DATA_WITH_IDS = 'data/example_with_ids.csv'   

record_temp_csv(DATA_WITH_IDS, ids, answer_data, question_data)
copy_data_to_pg(TABLE_NAME, DATA_WITH_IDS, conn, cursor)

### Search
#### 1. Process query question and search in Milvus
When searching for a question, we first put the question through the same BERT model to generate embedding. Then we can get a vector and use it to search similar embeddings in Milvus.  
There may not have questions that are similar to the given one. So we can set a threshold value, here we use 0.8, and when the most similar distance retrieved is less than this value, a hint that the system doesn't include the relevant question is returned.

In [None]:
SEARCH_PARAM = {'nprobe': 32}

question = "Which life insurance is more recommended?"
vector = bc.encode([question])
vector_list = normaliz_vec(vector.tolist())
status, results = milvus.search(collection_name=TABLE_NAME, query_records=vector_list, top_k=5, params=SEARCH_PARAM)

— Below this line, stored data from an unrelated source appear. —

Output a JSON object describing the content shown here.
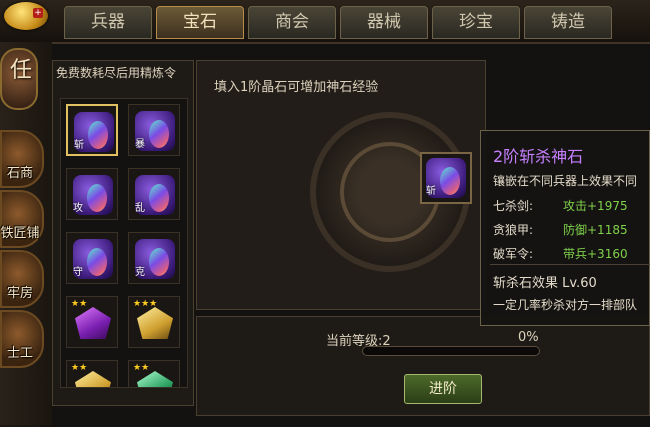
{
  "colors": {
    "accent_gold": "#e0c060",
    "tooltip_title": "#c680ff",
    "stat_green": "#7fd14a"
  },
  "tabs": [
    {
      "label": "兵器",
      "active": false
    },
    {
      "label": "宝石",
      "active": true
    },
    {
      "label": "商会",
      "active": false
    },
    {
      "label": "器械",
      "active": false
    },
    {
      "label": "珍宝",
      "active": false
    },
    {
      "label": "铸造",
      "active": false
    }
  ],
  "sidebar": {
    "title_char": "任",
    "items": [
      {
        "label": "石商",
        "icon": "merchant-icon"
      },
      {
        "label": "铁匠铺",
        "icon": "blacksmith-icon"
      },
      {
        "label": "牢房",
        "icon": "prison-icon"
      },
      {
        "label": "士工",
        "icon": "worker-icon"
      }
    ]
  },
  "inventory": {
    "title": "免费数耗尽后用精炼令",
    "items": [
      {
        "char": "斩",
        "kind": "gem"
      },
      {
        "char": "暴",
        "kind": "gem"
      },
      {
        "char": "攻",
        "kind": "gem"
      },
      {
        "char": "乱",
        "kind": "gem"
      },
      {
        "char": "守",
        "kind": "gem"
      },
      {
        "char": "克",
        "kind": "gem"
      },
      {
        "char": "",
        "kind": "crystal-purple"
      },
      {
        "char": "",
        "kind": "crystal-gold"
      },
      {
        "char": "",
        "kind": "crystal-gold"
      },
      {
        "char": "",
        "kind": "crystal-green"
      }
    ]
  },
  "center": {
    "info": "填入1阶晶石可增加神石经验",
    "slot_char": "斩",
    "level_text": "当前等级:2",
    "progress_text": "0%",
    "progress": 0,
    "advance_button": "进阶"
  },
  "tooltip": {
    "title": "2阶斩杀神石",
    "subtitle": "镶嵌在不同兵器上效果不同",
    "stats": [
      {
        "name": "七杀剑:",
        "value": "攻击+1975"
      },
      {
        "name": "贪狼甲:",
        "value": "防御+1185"
      },
      {
        "name": "破军令:",
        "value": "带兵+3160"
      }
    ],
    "effect": "斩杀石效果 Lv.60",
    "description": "一定几率秒杀对方一排部队"
  }
}
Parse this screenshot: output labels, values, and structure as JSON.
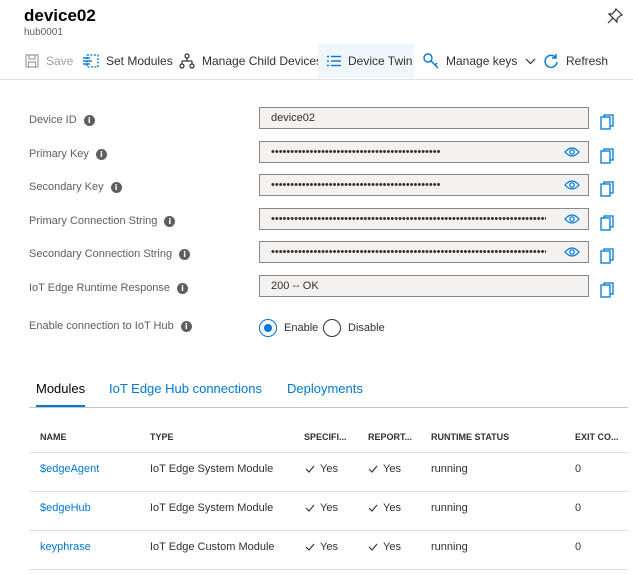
{
  "header": {
    "title": "device02",
    "subtitle": "hub0001"
  },
  "toolbar": {
    "save": "Save",
    "set_modules": "Set Modules",
    "manage_child_devices": "Manage Child Devices",
    "device_twin": "Device Twin",
    "manage_keys": "Manage keys",
    "refresh": "Refresh"
  },
  "properties": [
    {
      "label": "Device ID",
      "value": "device02"
    },
    {
      "label": "Primary Key",
      "value": "••••••••••••••••••••••••••••••••••••••••••••"
    },
    {
      "label": "Secondary Key",
      "value": "••••••••••••••••••••••••••••••••••••••••••••"
    },
    {
      "label": "Primary Connection String",
      "value": "••••••••••••••••••••••••••••••••••••••••••••••••••••••••••••••••••••••••••••••..."
    },
    {
      "label": "Secondary Connection String",
      "value": "••••••••••••••••••••••••••••••••••••••••••••••••••••••••••••••••••••••••••••••..."
    },
    {
      "label": "IoT Edge Runtime Response",
      "value": "200 -- OK"
    }
  ],
  "connection": {
    "label": "Enable connection to IoT Hub",
    "enable": "Enable",
    "disable": "Disable",
    "selected": "Enable"
  },
  "tabs": [
    "Modules",
    "IoT Edge Hub connections",
    "Deployments"
  ],
  "modules_table": {
    "headers": [
      "NAME",
      "TYPE",
      "SPECIFI...",
      "REPORT...",
      "RUNTIME STATUS",
      "EXIT CO..."
    ],
    "rows": [
      {
        "name": "$edgeAgent",
        "type": "IoT Edge System Module",
        "specified": "Yes",
        "reported": "Yes",
        "status": "running",
        "exit_code": "0"
      },
      {
        "name": "$edgeHub",
        "type": "IoT Edge System Module",
        "specified": "Yes",
        "reported": "Yes",
        "status": "running",
        "exit_code": "0"
      },
      {
        "name": "keyphrase",
        "type": "IoT Edge Custom Module",
        "specified": "Yes",
        "reported": "Yes",
        "status": "running",
        "exit_code": "0"
      }
    ]
  },
  "colors": {
    "accent": "#0078d4",
    "field_bg": "#f3f2f1",
    "active_tab_bg": "#eff6fc"
  },
  "icons": [
    "pin-icon",
    "save-icon",
    "set-modules-icon",
    "child-devices-icon",
    "device-twin-icon",
    "key-icon",
    "chevron-down-icon",
    "refresh-icon",
    "info-icon",
    "eye-icon",
    "copy-icon",
    "checkmark-icon"
  ]
}
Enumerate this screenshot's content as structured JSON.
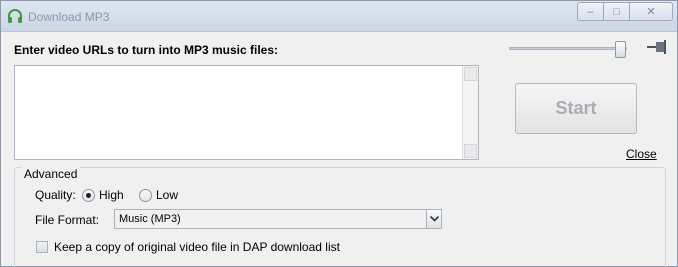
{
  "window": {
    "title": "Download MP3",
    "controls": {
      "minimize": "–",
      "maximize": "□",
      "close": "✕"
    }
  },
  "main": {
    "prompt": "Enter video URLs to turn into MP3 music files:",
    "url_value": "",
    "start_label": "Start",
    "close_label": "Close"
  },
  "advanced": {
    "legend": "Advanced",
    "quality_label": "Quality:",
    "quality_options": [
      "High",
      "Low"
    ],
    "quality_selected": "High",
    "format_label": "File Format:",
    "format_value": "Music (MP3)",
    "keep_copy_label": "Keep a copy of original video file in DAP download list",
    "keep_copy_checked": false
  },
  "colors": {
    "icon_green": "#3c9a3c",
    "title_text": "#8b97a6"
  },
  "icons": [
    "headphones-icon",
    "pin-icon",
    "chevron-down-icon"
  ]
}
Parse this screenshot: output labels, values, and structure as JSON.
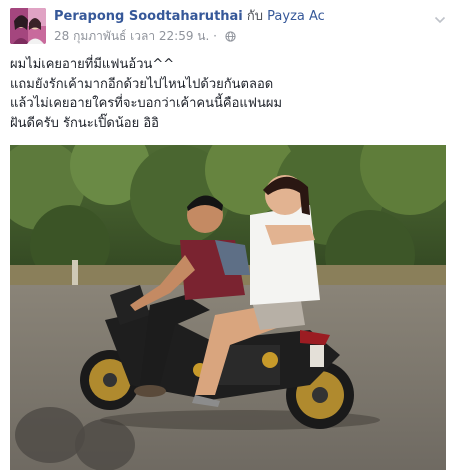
{
  "post": {
    "author": "Perapong Soodtaharuthai",
    "with_word": "กับ",
    "tagged_user": "Payza Ac",
    "timestamp": "28 กุมภาพันธ์ เวลา 22:59 น.",
    "separator": "·",
    "privacy_icon": "globe-icon",
    "menu_icon": "chevron-down-icon",
    "text_lines": [
      "ผมไม่เคยอายที่มีแฟนอ้วน^^",
      "แถมยังรักเค้ามากอีกด้วยไปไหนไปด้วยกันตลอด",
      "แล้วไม่เคยอายใครที่จะบอกว่าเค้าคนนี้คือแฟนผม",
      "ฝันดีครับ รักนะเปิ๊ดน้อย อิอิ"
    ]
  },
  "colors": {
    "link": "#365899",
    "meta": "#90949c",
    "text": "#1d2129"
  }
}
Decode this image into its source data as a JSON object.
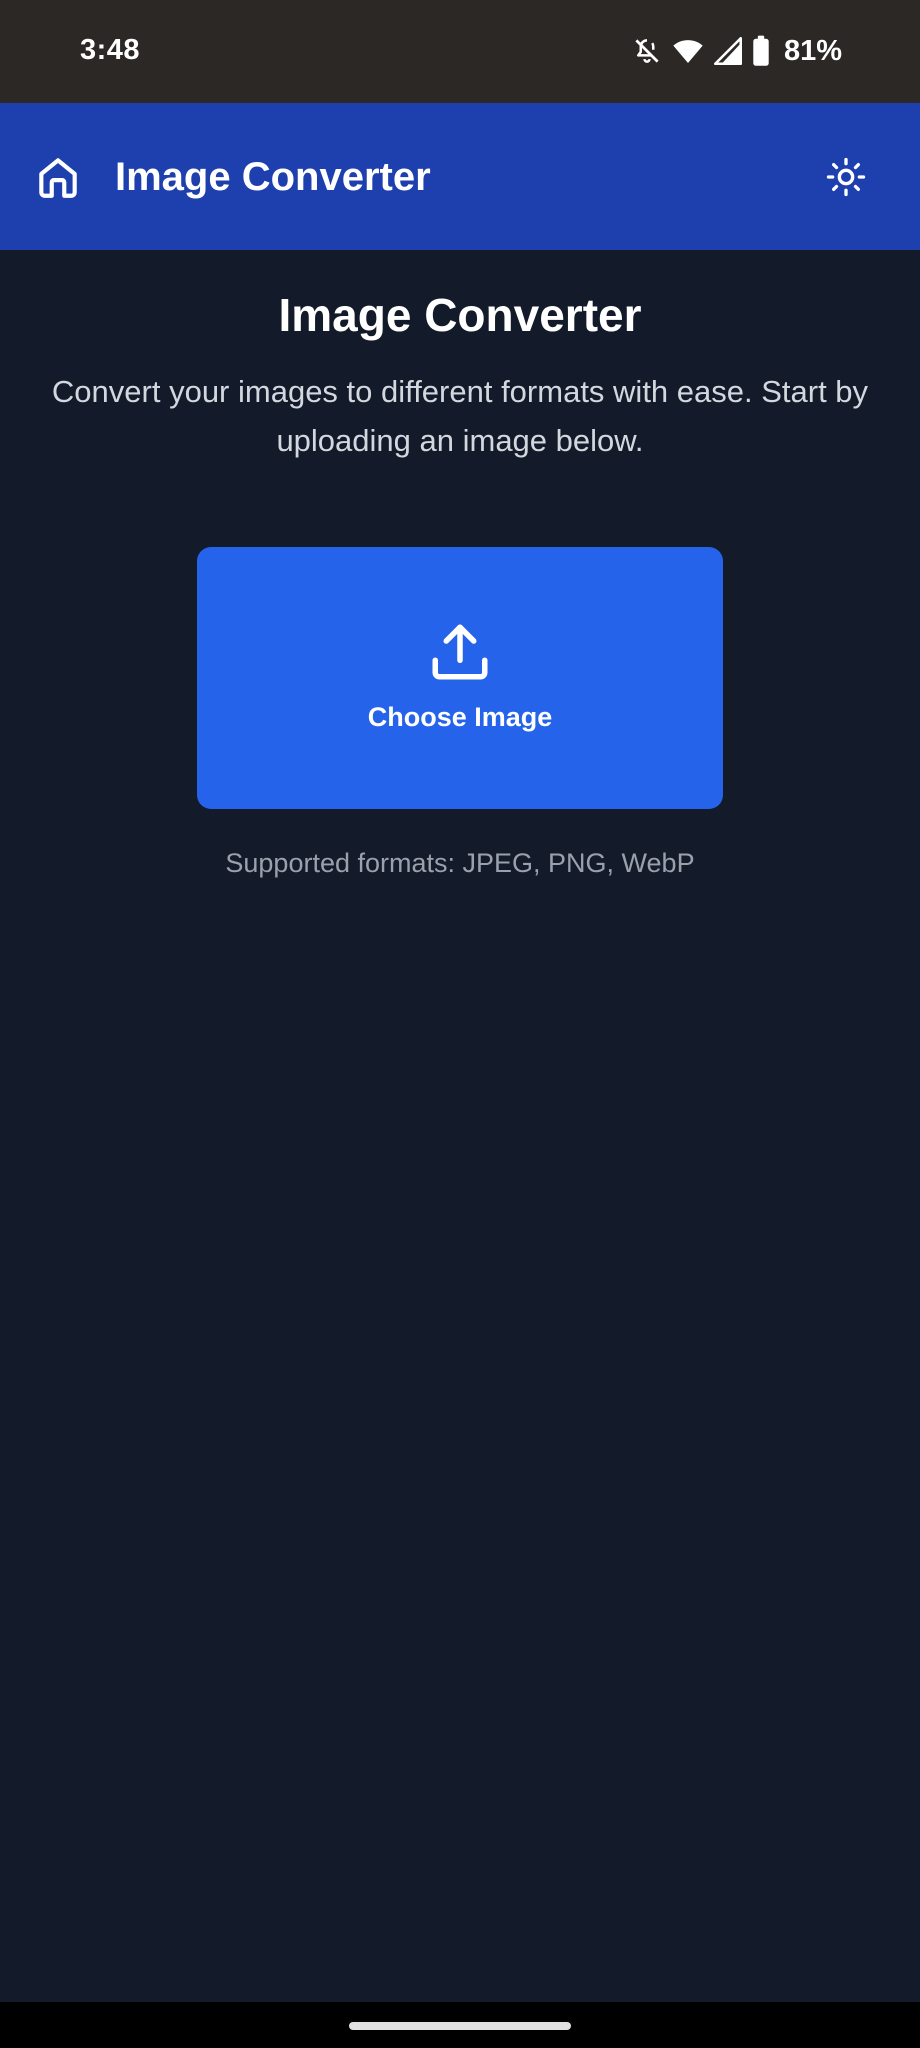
{
  "status_bar": {
    "time": "3:48",
    "battery_percent": "81%",
    "icons": [
      "mute-icon",
      "wifi-icon",
      "signal-icon",
      "battery-icon"
    ]
  },
  "app_bar": {
    "title": "Image Converter",
    "home_icon": "home-icon",
    "theme_icon": "sun-icon",
    "background_color": "#1e40af"
  },
  "main": {
    "title": "Image Converter",
    "description": "Convert your images to different formats with ease. Start by uploading an image below.",
    "upload_button": {
      "label": "Choose Image",
      "icon": "upload-icon",
      "color": "#2563eb"
    },
    "supported_formats": "Supported formats: JPEG, PNG, WebP"
  },
  "colors": {
    "page_background": "#131a29",
    "status_bar_background": "#2b2826"
  }
}
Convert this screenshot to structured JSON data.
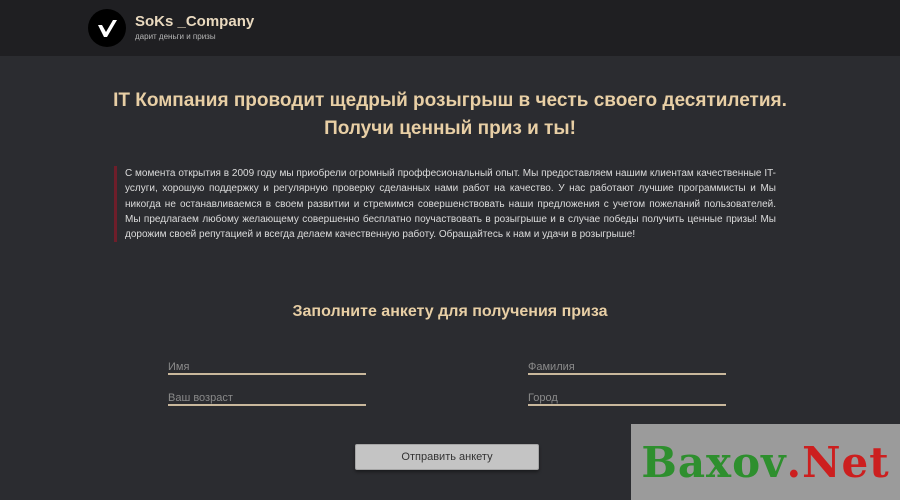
{
  "header": {
    "brand_name": "SoKs _Company",
    "tagline": "дарит деньги и призы",
    "logo_icon": "checkmark-logo-icon"
  },
  "headline": {
    "line1": "IT Компания проводит щедрый розыгрыш в честь своего десятилетия.",
    "line2": "Получи ценный приз и ты!"
  },
  "intro": {
    "text": "С момента открытия в 2009 году мы приобрели огромный проффесиональный опыт. Мы предоставляем нашим клиентам качественные IT-услуги, хорошую поддержку и регулярную проверку сделанных нами работ на качество. У нас работают лучшие программисты и Мы никогда не останавливаемся в своем развитии и стремимся совершенствовать наши предложения с учетом пожеланий пользователей. Мы предлагаем любому желающему совершенно бесплатно поучаствовать в розыгрыше и в случае победы получить ценные призы! Мы дорожим своей репутацией и всегда делаем качественную работу. Обращайтесь к нам и удачи в розыгрыше!"
  },
  "form": {
    "title": "Заполните анкету для получения приза",
    "fields": {
      "name": {
        "placeholder": "Имя",
        "value": ""
      },
      "surname": {
        "placeholder": "Фамилия",
        "value": ""
      },
      "age": {
        "placeholder": "Ваш возраст",
        "value": ""
      },
      "city": {
        "placeholder": "Город",
        "value": ""
      }
    },
    "submit_label": "Отправить анкету"
  },
  "watermark": {
    "part1": "Baxov",
    "part2": ".Net"
  },
  "colors": {
    "background": "#2b2c30",
    "header": "#1f1f22",
    "accent_text": "#e8cfa5",
    "quote_bar": "#6e1e2a"
  }
}
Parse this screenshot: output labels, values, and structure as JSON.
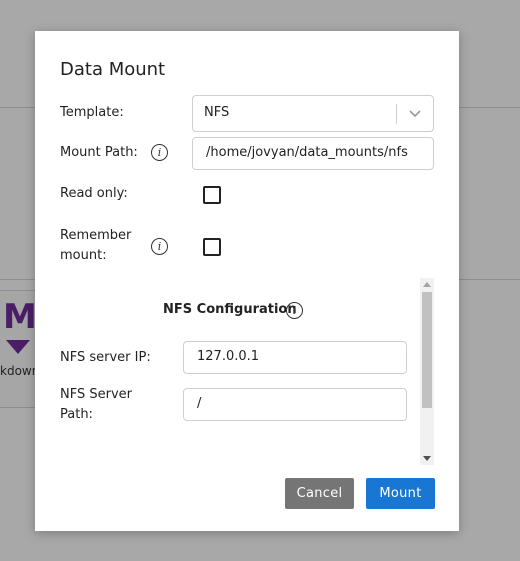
{
  "background": {
    "card_letter": "M",
    "card_label": "kdown"
  },
  "modal": {
    "title": "Data Mount",
    "template": {
      "label": "Template:",
      "value": "NFS"
    },
    "mount_path": {
      "label": "Mount Path:",
      "value": "/home/jovyan/data_mounts/nfs"
    },
    "read_only": {
      "label": "Read only:",
      "checked": false
    },
    "remember_mount": {
      "label_line1": "Remember",
      "label_line2": "mount:",
      "checked": false
    },
    "nfs_config": {
      "title": "NFS Configuration",
      "server_ip": {
        "label": "NFS server IP:",
        "value": "127.0.0.1"
      },
      "server_path": {
        "label_line1": "NFS Server",
        "label_line2": "Path:",
        "value": "/"
      }
    },
    "buttons": {
      "cancel": "Cancel",
      "mount": "Mount"
    }
  },
  "colors": {
    "primary": "#1976d2",
    "secondary": "#757575",
    "overlay": "#a8a8a8",
    "brand_purple": "#4a1d66"
  }
}
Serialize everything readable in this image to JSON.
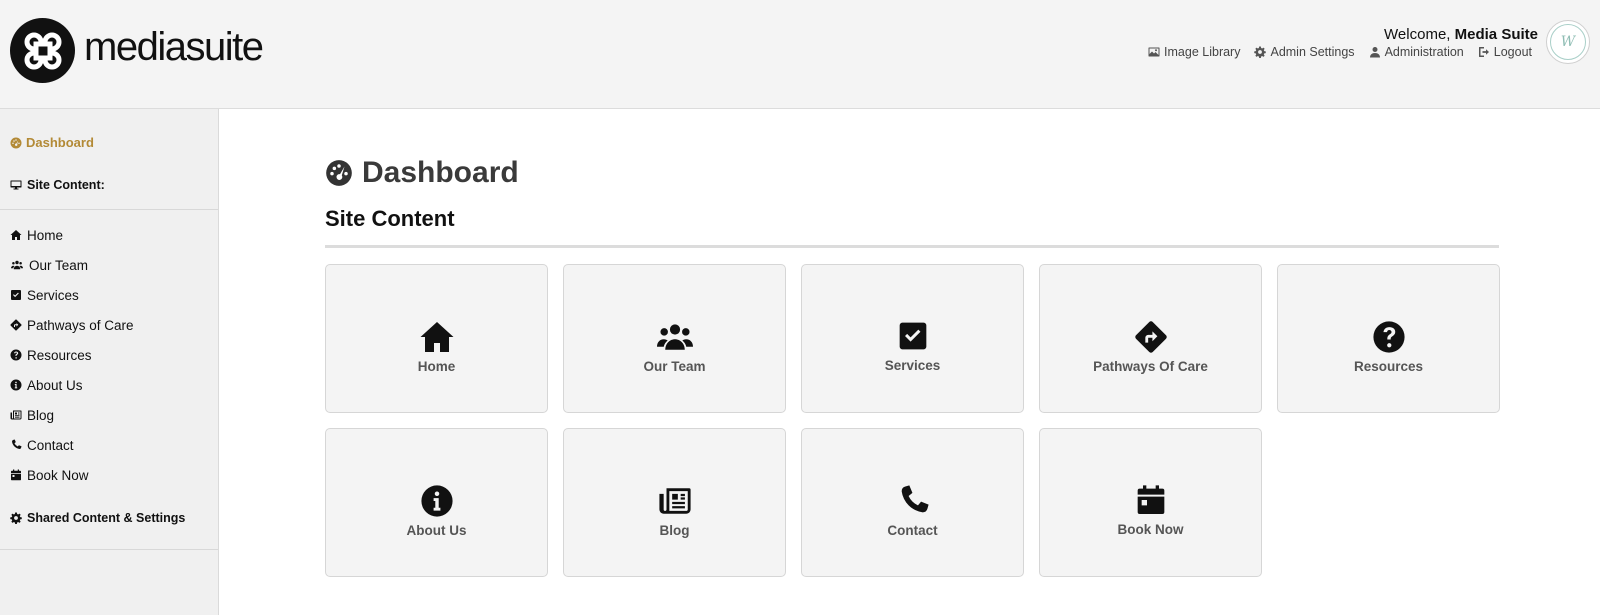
{
  "brand": {
    "name": "mediasuite"
  },
  "header": {
    "welcome_prefix": "Welcome,",
    "welcome_user": "Media Suite",
    "nav": [
      {
        "label": "Image Library",
        "icon": "image-icon"
      },
      {
        "label": "Admin Settings",
        "icon": "cogs-icon"
      },
      {
        "label": "Administration",
        "icon": "user-icon"
      },
      {
        "label": "Logout",
        "icon": "logout-icon"
      }
    ],
    "avatar_text": "W"
  },
  "sidebar": {
    "dashboard_label": "Dashboard",
    "site_content_label": "Site Content:",
    "items": [
      {
        "label": "Home",
        "icon": "home-icon"
      },
      {
        "label": "Our Team",
        "icon": "users-icon"
      },
      {
        "label": "Services",
        "icon": "check-square-icon"
      },
      {
        "label": "Pathways of Care",
        "icon": "directions-icon"
      },
      {
        "label": "Resources",
        "icon": "question-circle-icon"
      },
      {
        "label": "About Us",
        "icon": "info-circle-icon"
      },
      {
        "label": "Blog",
        "icon": "newspaper-icon"
      },
      {
        "label": "Contact",
        "icon": "phone-icon"
      },
      {
        "label": "Book Now",
        "icon": "calendar-icon"
      }
    ],
    "shared_label": "Shared Content & Settings"
  },
  "main": {
    "title": "Dashboard",
    "subtitle": "Site Content",
    "cards": [
      {
        "label": "Home",
        "icon": "home-icon"
      },
      {
        "label": "Our Team",
        "icon": "users-icon"
      },
      {
        "label": "Services",
        "icon": "check-square-icon"
      },
      {
        "label": "Pathways Of Care",
        "icon": "directions-icon"
      },
      {
        "label": "Resources",
        "icon": "question-circle-icon"
      },
      {
        "label": "About Us",
        "icon": "info-circle-icon"
      },
      {
        "label": "Blog",
        "icon": "newspaper-icon"
      },
      {
        "label": "Contact",
        "icon": "phone-icon"
      },
      {
        "label": "Book Now",
        "icon": "calendar-icon"
      }
    ]
  },
  "colors": {
    "accent": "#b38a36",
    "header_bg": "#f4f4f4",
    "sidebar_bg": "#f0f0f0",
    "card_bg": "#f4f4f4"
  }
}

if results[0][0].distance < 0.8:
    print("No similar questions in the database!")
else:
    print(results)

#### 2. Get similar questions
Quering the corresponding questions in PostgreSQL with the returned IDs.

In [None]:
similar_questions = []
for result in results[0]:
    sql = "select question from " + TABLE_NAME + " where ids = " + str(result.id) + ";"
    cursor.execute(sql)
    rows=cursor.fetchall()
    if len(rows):
        similar_questions.append(rows[0][0])

print(similar_questions)

#### 3. Get the answer
After getting a list of similar questions, choose the one that you feel is closest to yours. Then you can use the question to search for the corresponding answer in PostgreSQL.

In [None]:
sql = "select answer from " + TABLE_NAME + " where question = '" + similar_questions[0] + "';"
cursor.execute(sql)
rows=cursor.fetchall()

print(rows[0][0])